Este mismo verano, la presencia habitual en la piscina municipal de un grupo de presuntos refugiados menores de edad de origen magrebí y centroafricano, procedentes de una localidad próxima, ha alterado la tranquilidad que hasta ahora reinaba entre los bañistas. Estos sujetos han provocado continuos altercados con insultos y amenazas a las familias de gualiseños que acuden a disfrutar de un tranquilo día de verano, ante la pasividad de los socorristas, que no pueden actuar al tratarse de “pobres refugiados menores de edad”.

A esto hay que añadir el aumento del tráfico de drogas y la presencia en el pueblo de peligrosos delincuentes, entre ellos narcotraficantes que han pasado por prisión varias veces, con delitos por tráfico de drogas con una “narcoambulancia” y por robo.
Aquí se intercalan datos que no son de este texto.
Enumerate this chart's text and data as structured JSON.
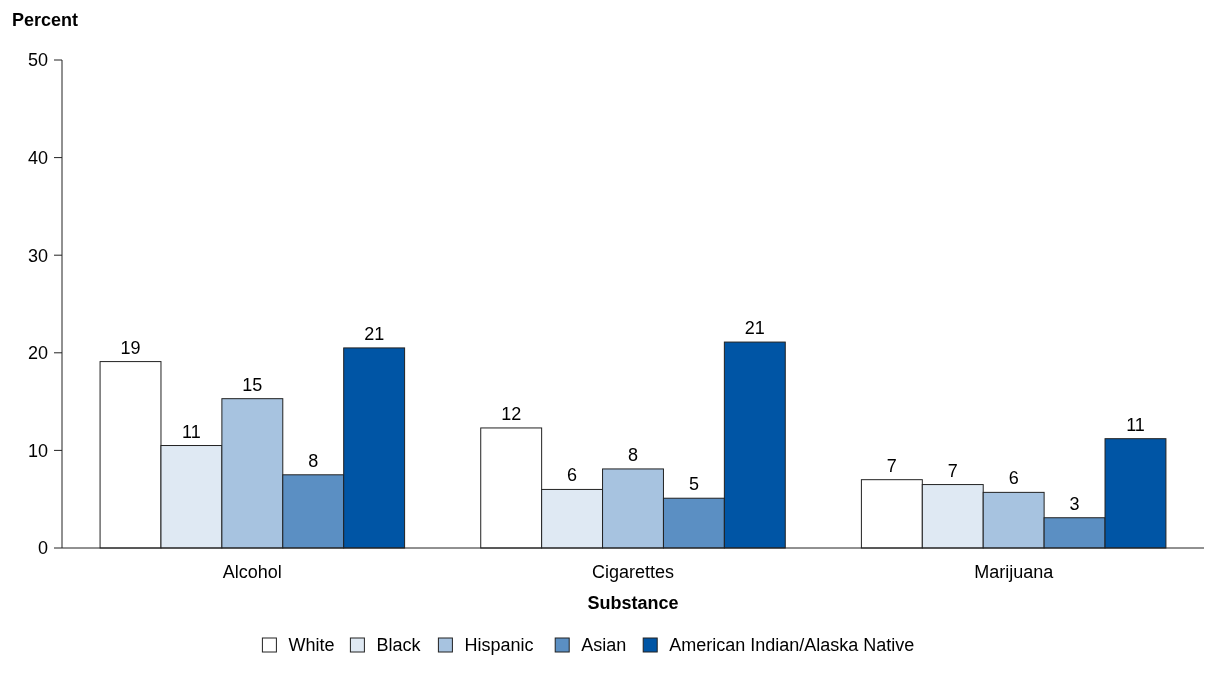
{
  "chart_data": {
    "type": "bar",
    "ylabel": "Percent",
    "xlabel": "Substance",
    "categories": [
      "Alcohol",
      "Cigarettes",
      "Marijuana"
    ],
    "ylim": [
      0,
      50
    ],
    "yticks": [
      0,
      10,
      20,
      30,
      40,
      50
    ],
    "grid": false,
    "legend": "bottom",
    "series": [
      {
        "name": "White",
        "color": "#ffffff",
        "values": [
          19.1,
          12.3,
          7.0
        ],
        "value_labels": [
          "19",
          "12",
          "7"
        ]
      },
      {
        "name": "Black",
        "color": "#dfe9f3",
        "values": [
          10.5,
          6.0,
          6.5
        ],
        "value_labels": [
          "11",
          "6",
          "7"
        ]
      },
      {
        "name": "Hispanic",
        "color": "#a7c3e0",
        "values": [
          15.3,
          8.1,
          5.7
        ],
        "value_labels": [
          "15",
          "8",
          "6"
        ]
      },
      {
        "name": "Asian",
        "color": "#5b8fc3",
        "values": [
          7.5,
          5.1,
          3.1
        ],
        "value_labels": [
          "8",
          "5",
          "3"
        ]
      },
      {
        "name": "American Indian/Alaska Native",
        "color": "#0055a5",
        "values": [
          20.5,
          21.1,
          11.2
        ],
        "value_labels": [
          "21",
          "21",
          "11"
        ]
      }
    ]
  }
}
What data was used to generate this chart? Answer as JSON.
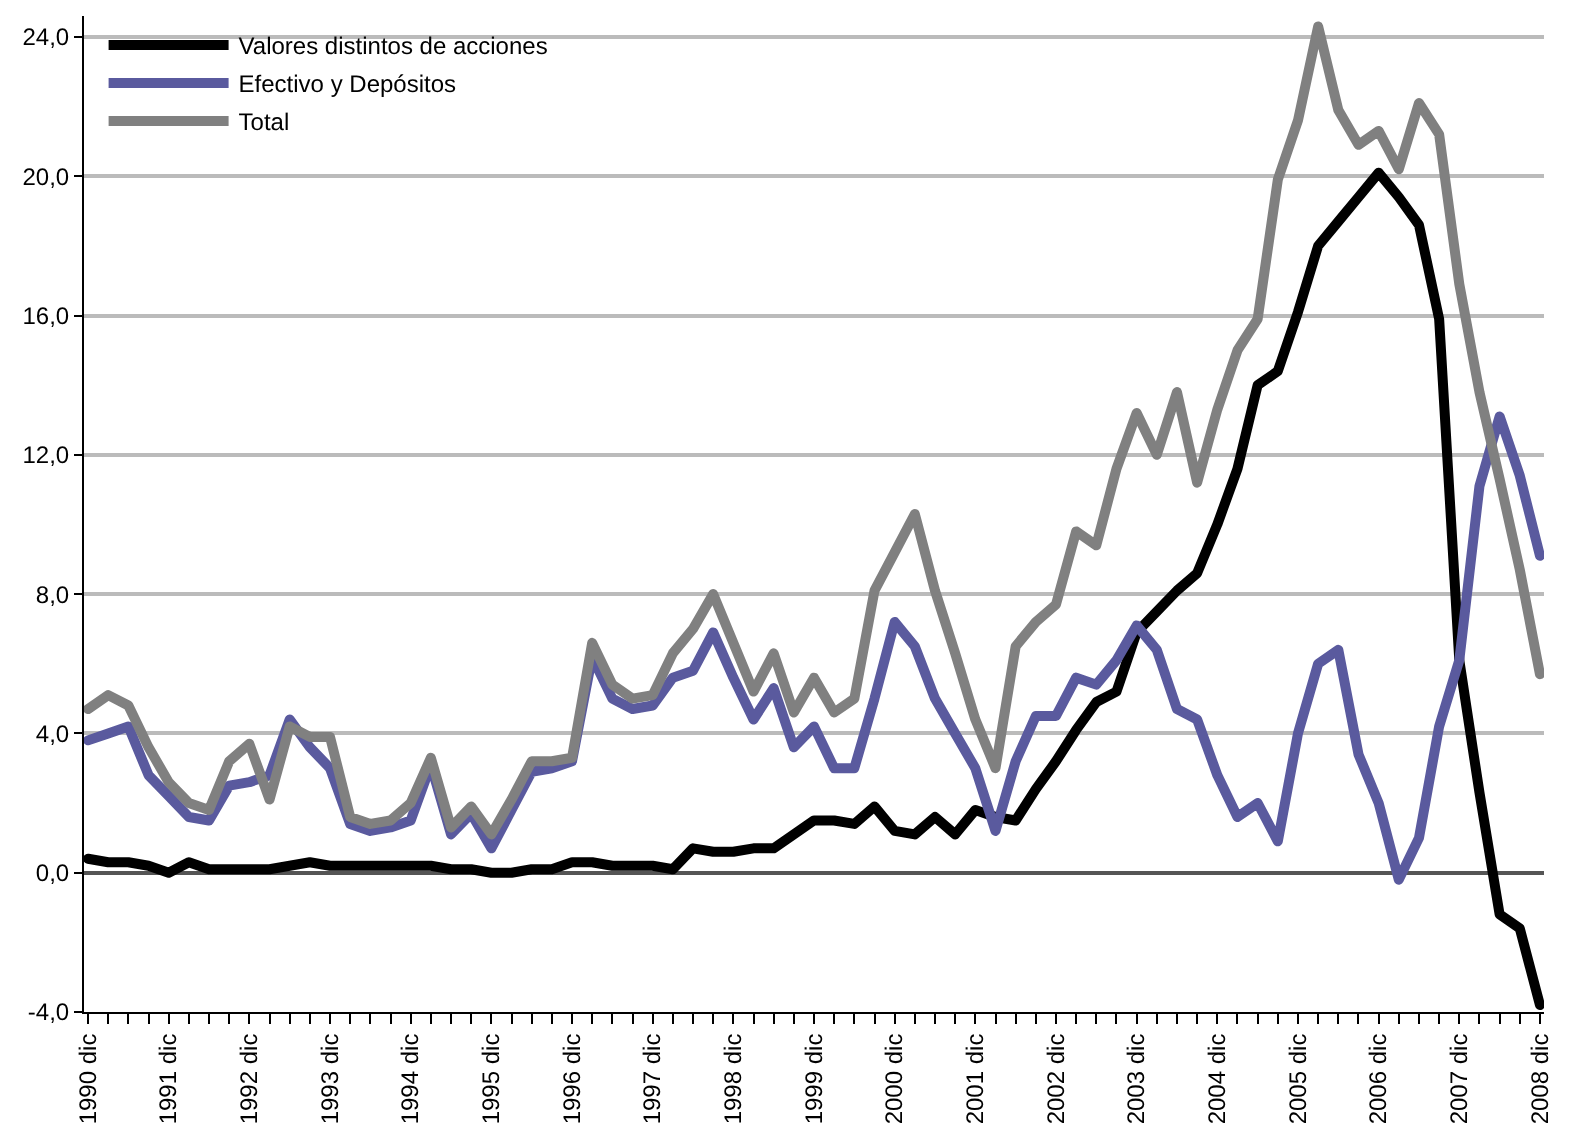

Son numerosos los pueblos de la Sierra que rechazan la presencia de estos presuntos refugiados por los graves problemas de seguridad que traen consigo. Primero fue Tres Cantos, después siguió Somosierra, que también rechazó Menas por el riesgo de seguridad que, en opinión del alcalde socialista, podía generarse. El Boalo, Cerceda y Mataelpino también rechazan a estos conflictivos inmigrantes.

 

La intención del alcalde de Guadalix de la Sierra de realojar a estos individuos de dudosa procedencia, muchos de los cuales sabemos por experiencia, que se dedican a pegar a sus monitores o educadores, a extorsionar a sus propios compañeros y a la delincuencia, incluyendo violaciones en grupo, supone una auténtica irresponsabilidad por parte de la corporación municipal, que va a repercutir negativamente en la vida de los habitantes de este bonito pueblo serrano.

 

El futuro que se cierne sobre los tranquilos habitantes de Guadalix de la Sierra con las decisiones de la nueva corporación municipal socialista no parece muy halagüeño, salvo para los delincuentes.